For the 70th church anniversary, the sanctuary was renovated and installation of icon murals on the nave walls and altar was done. Father Bachofsky described the icons as “pictorial catechesis.” He said though icons are art, they also are “teaching mechanism” that tell the story of faith. The pastor also said the beautiful, stylized artwork are depictions of the Gospel. “The representations of faith,” he said, show that God is among us.

A Warren native, iconographer Dennis Bell of Painesville painted the icons.

Father Bachofsky said the St. Nicholas altar follows the Orthodox tradition of facing east. The icon murals depict miracles performed by Jesus as told in the Gospels of Matthew, Mark and Luke on the south wall. The north wall features murals of miracles performed by Jesus as told in the Gospel of St. John. Parables are depicted on the stained-glass windows. Below the icons is “tiling,” which give the impression of a tent. Scrolls that accompany the icons explain the miracles.

The back of the church, the west wall, is highlighted by icons of St. Nicholas.

A nod to ethnic heritage is in the church’s food sale on Thursdays with a sit-down lunch from 11 a.m. to 1 p.m. and takeout from 11 a.m. to 5 p.m. The meals include homemade soup, two holupki (stuffed cabbage), two pirogi and side of haluski (cabbage and noodles).

John and Marlene Falibota, members since 1975, volunteer for food sales. They said cooks use 150-200 pounds of potatoes, 10 heads of cabbage, 50 pounds of onions, 150 pounds of ground beef and 50 pounds of rice, in addition to other ingredients, to make the pirogis, haluski and holupki for each sale.

“The church is about being involved,” the Falibotas said. “It’s like a family,” John Falibota said. “It’s a friendly place,” his wife added.

Bettianne Dites and Jeff Yenchochik volunteer on the 40-member kitchen crew for the food sales. They said different jobs are done Monday through Wednesday leading up to the Thursday sale. They make spaetzle (dumplings) for the chicken soup — six large pots of it in addition to two pots of vegetable soup. They and other volunteers also make nine roasters filled with 90 holupki that ususally sells out.

“This is a labor of love,” Dites said. As for working with Yenchochik and other church members, she added, “We’re not related but we’re family.”

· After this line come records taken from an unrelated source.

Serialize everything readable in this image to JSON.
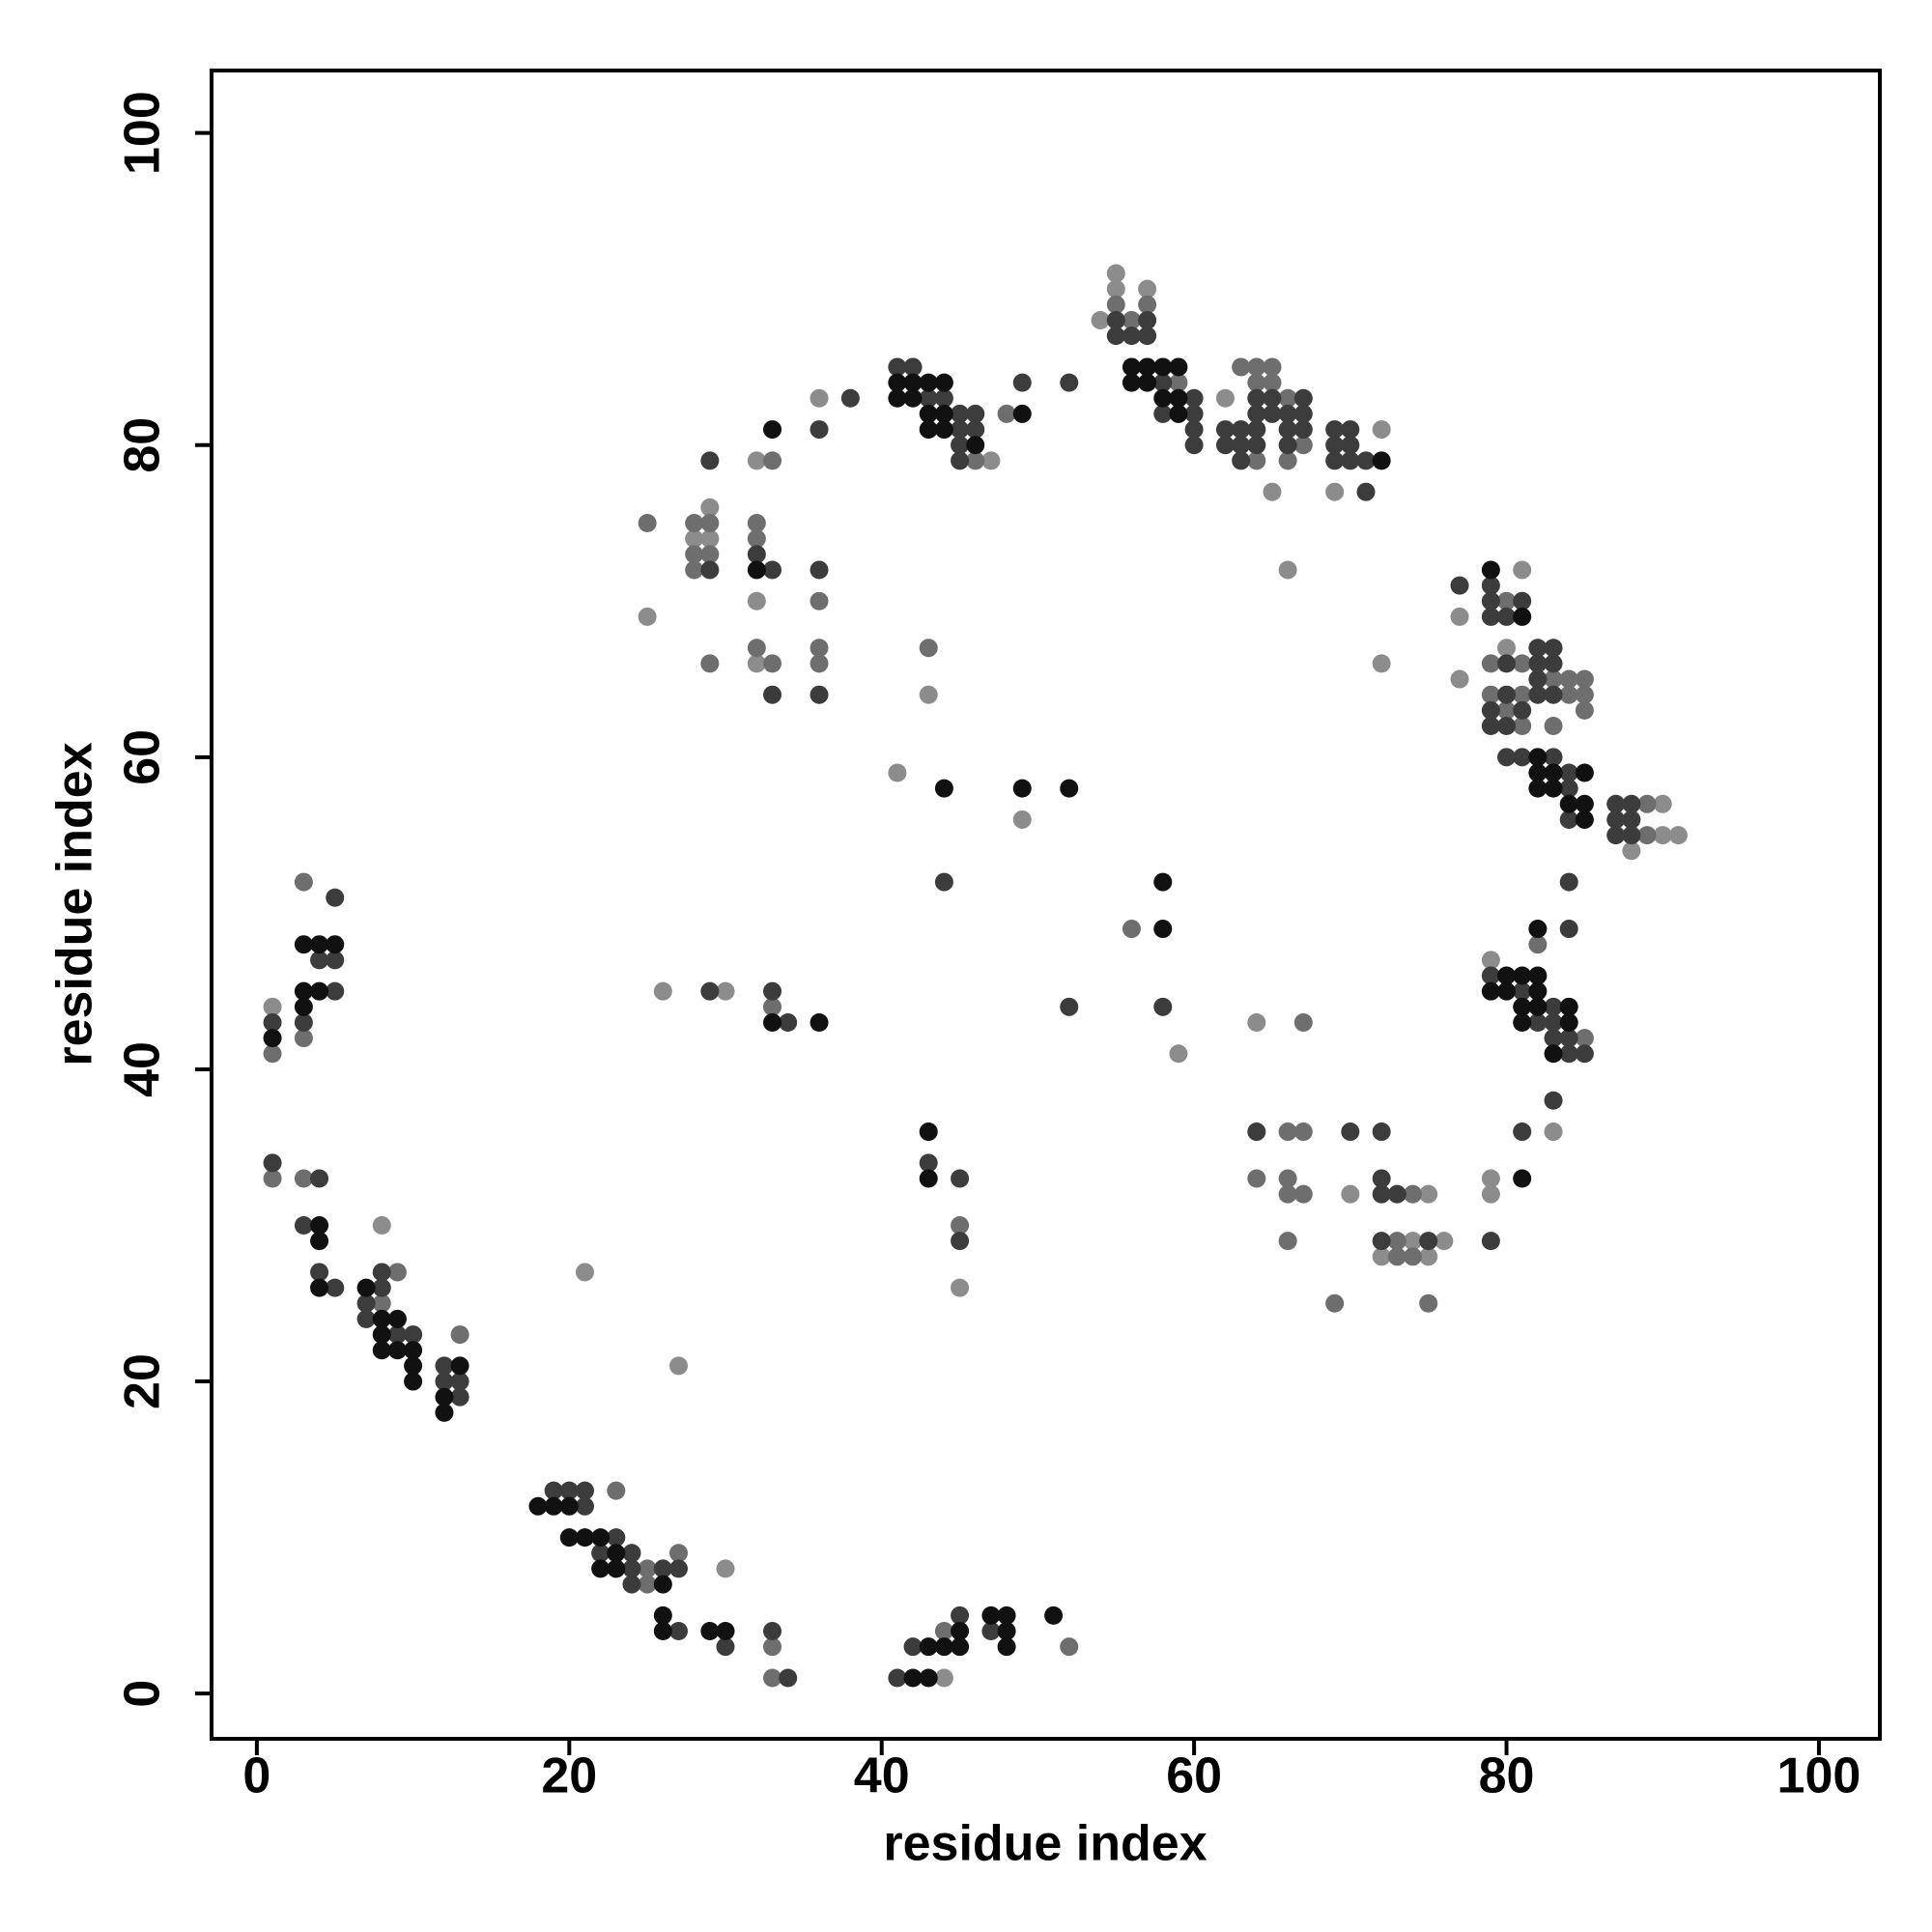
{
  "chart_data": {
    "type": "scatter",
    "xlabel": "residue index",
    "ylabel": "residue index",
    "xlim": [
      -2.9,
      103.9
    ],
    "ylim": [
      -2.9,
      104
    ],
    "xticks": [
      0,
      20,
      40,
      60,
      80,
      100
    ],
    "yticks": [
      0,
      20,
      40,
      60,
      80,
      100
    ],
    "grid": false,
    "series": [
      {
        "color": "#8c8c8c",
        "x": [
          1,
          8,
          21,
          27,
          30,
          44,
          26,
          30,
          45,
          49,
          41,
          59,
          64,
          25,
          28,
          29,
          29,
          32,
          32,
          32,
          36,
          43,
          47,
          54,
          55,
          55,
          57,
          62,
          65,
          72,
          69,
          72,
          66,
          77,
          77,
          81,
          80,
          90,
          90,
          91,
          88,
          79,
          83,
          79,
          79,
          70,
          75,
          74,
          76,
          72,
          75
        ],
        "values": [
          44,
          30,
          27,
          21,
          8,
          1,
          45,
          45,
          26,
          56,
          59,
          41,
          43,
          69,
          74,
          76,
          74,
          70,
          66,
          79,
          83,
          64,
          79,
          88,
          91,
          90,
          90,
          83,
          77,
          81,
          77,
          66,
          72,
          69,
          65,
          72,
          67,
          57,
          55,
          55,
          54,
          47,
          36,
          33,
          32,
          32,
          32,
          29,
          29,
          28,
          28
        ]
      },
      {
        "color": "#6e6e6e",
        "x": [
          1,
          3,
          3,
          1,
          3,
          8,
          9,
          13,
          23,
          25,
          25,
          27,
          33,
          33,
          44,
          52,
          33,
          45,
          56,
          67,
          25,
          28,
          28,
          28,
          29,
          29,
          29,
          32,
          32,
          32,
          33,
          33,
          36,
          36,
          36,
          43,
          46,
          48,
          55,
          56,
          57,
          59,
          63,
          64,
          65,
          64,
          65,
          66,
          64,
          67,
          66,
          80,
          79,
          81,
          79,
          80,
          81,
          81,
          83,
          84,
          84,
          85,
          85,
          85,
          83,
          89,
          89,
          82,
          85,
          66,
          67,
          64,
          66,
          66,
          67,
          66,
          69,
          74,
          73,
          73,
          74,
          75
        ],
        "values": [
          41,
          52,
          42,
          33,
          33,
          25,
          27,
          23,
          13,
          7,
          8,
          9,
          3,
          1,
          4,
          3,
          44,
          30,
          49,
          43,
          75,
          75,
          73,
          72,
          75,
          73,
          66,
          75,
          74,
          67,
          66,
          79,
          70,
          67,
          66,
          67,
          79,
          82,
          89,
          88,
          89,
          84,
          85,
          85,
          85,
          84,
          84,
          83,
          79,
          80,
          79,
          70,
          66,
          66,
          64,
          63,
          64,
          62,
          65,
          65,
          64,
          65,
          64,
          63,
          62,
          57,
          55,
          48,
          42,
          36,
          36,
          33,
          33,
          32,
          32,
          29,
          25,
          32,
          29,
          28,
          28,
          25
        ]
      },
      {
        "color": "#3c3c3c",
        "x": [
          1,
          3,
          4,
          5,
          5,
          5,
          1,
          4,
          3,
          4,
          5,
          8,
          7,
          7,
          8,
          9,
          10,
          12,
          12,
          13,
          13,
          19,
          20,
          21,
          21,
          23,
          22,
          24,
          24,
          24,
          26,
          27,
          27,
          30,
          33,
          34,
          41,
          42,
          45,
          47,
          29,
          33,
          34,
          43,
          45,
          45,
          44,
          52,
          58,
          29,
          29,
          32,
          33,
          33,
          36,
          36,
          36,
          38,
          41,
          42,
          43,
          44,
          45,
          46,
          45,
          46,
          45,
          45,
          49,
          52,
          55,
          55,
          56,
          57,
          57,
          58,
          60,
          58,
          60,
          60,
          60,
          62,
          63,
          64,
          62,
          63,
          64,
          63,
          64,
          65,
          67,
          64,
          65,
          66,
          67,
          66,
          66,
          67,
          69,
          70,
          69,
          70,
          69,
          70,
          71,
          71,
          77,
          79,
          79,
          79,
          80,
          81,
          80,
          82,
          83,
          79,
          79,
          80,
          80,
          81,
          82,
          82,
          82,
          83,
          83,
          80,
          81,
          83,
          84,
          84,
          84,
          87,
          88,
          87,
          88,
          87,
          88,
          84,
          84,
          79,
          81,
          82,
          83,
          83,
          83,
          84,
          84,
          85,
          83,
          81,
          79,
          64,
          70,
          72,
          72,
          72,
          73,
          72,
          75
        ],
        "values": [
          43,
          43,
          47,
          51,
          47,
          45,
          34,
          33,
          30,
          27,
          26,
          26,
          25,
          24,
          27,
          23,
          23,
          21,
          20,
          20,
          19,
          13,
          13,
          13,
          12,
          10,
          9,
          9,
          8,
          7,
          8,
          8,
          4,
          3,
          4,
          1,
          1,
          3,
          5,
          4,
          45,
          45,
          43,
          34,
          33,
          29,
          52,
          44,
          44,
          72,
          79,
          73,
          72,
          64,
          72,
          64,
          81,
          83,
          85,
          85,
          83,
          83,
          82,
          82,
          81,
          81,
          80,
          79,
          84,
          84,
          88,
          87,
          87,
          88,
          87,
          84,
          83,
          82,
          82,
          81,
          80,
          81,
          81,
          81,
          80,
          80,
          80,
          79,
          83,
          83,
          83,
          82,
          82,
          82,
          82,
          80,
          81,
          81,
          81,
          81,
          80,
          80,
          79,
          79,
          79,
          77,
          71,
          71,
          70,
          69,
          69,
          70,
          66,
          67,
          67,
          63,
          62,
          64,
          62,
          63,
          66,
          65,
          64,
          66,
          64,
          60,
          60,
          60,
          59,
          58,
          56,
          57,
          57,
          56,
          56,
          55,
          55,
          52,
          49,
          46,
          45,
          43,
          44,
          43,
          42,
          42,
          41,
          41,
          38,
          36,
          29,
          36,
          36,
          36,
          33,
          32,
          32,
          29,
          29
        ]
      },
      {
        "color": "#111111",
        "x": [
          1,
          3,
          3,
          3,
          4,
          4,
          5,
          4,
          4,
          4,
          7,
          8,
          9,
          8,
          9,
          8,
          10,
          10,
          10,
          13,
          12,
          12,
          18,
          19,
          20,
          20,
          21,
          22,
          23,
          22,
          23,
          26,
          26,
          26,
          29,
          30,
          42,
          43,
          43,
          44,
          45,
          45,
          47,
          48,
          48,
          48,
          51,
          33,
          36,
          43,
          43,
          44,
          49,
          52,
          58,
          58,
          32,
          33,
          41,
          42,
          43,
          44,
          41,
          42,
          43,
          44,
          43,
          44,
          46,
          49,
          56,
          57,
          58,
          59,
          56,
          57,
          58,
          59,
          59,
          72,
          79,
          81,
          82,
          82,
          82,
          83,
          83,
          85,
          84,
          85,
          85,
          82,
          79,
          80,
          80,
          81,
          82,
          82,
          81,
          82,
          81,
          84,
          84,
          83,
          81
        ],
        "values": [
          42,
          48,
          45,
          44,
          48,
          45,
          48,
          30,
          29,
          26,
          26,
          24,
          24,
          23,
          22,
          22,
          22,
          21,
          20,
          21,
          19,
          18,
          12,
          12,
          12,
          10,
          10,
          10,
          9,
          8,
          8,
          7,
          5,
          4,
          4,
          4,
          1,
          1,
          3,
          3,
          3,
          4,
          5,
          5,
          4,
          3,
          5,
          43,
          43,
          36,
          33,
          58,
          58,
          58,
          52,
          49,
          72,
          81,
          84,
          84,
          84,
          84,
          83,
          83,
          82,
          82,
          81,
          81,
          80,
          82,
          85,
          85,
          85,
          85,
          84,
          84,
          83,
          83,
          82,
          79,
          72,
          69,
          60,
          59,
          58,
          58,
          59,
          59,
          57,
          57,
          56,
          49,
          45,
          46,
          45,
          46,
          46,
          45,
          44,
          44,
          43,
          44,
          43,
          41,
          33
        ]
      }
    ]
  }
}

Food also is the part of the church outreach program. A free community meal the third Tuesday of the month, January through November, is offered at Windham American Legion Post on Route 303. The church also sponsors a free Thanksgiving Day dinner at Newton Falls American Legion Post. Another outreach program is a book bag and school supply giveaway in August that helped 300 students.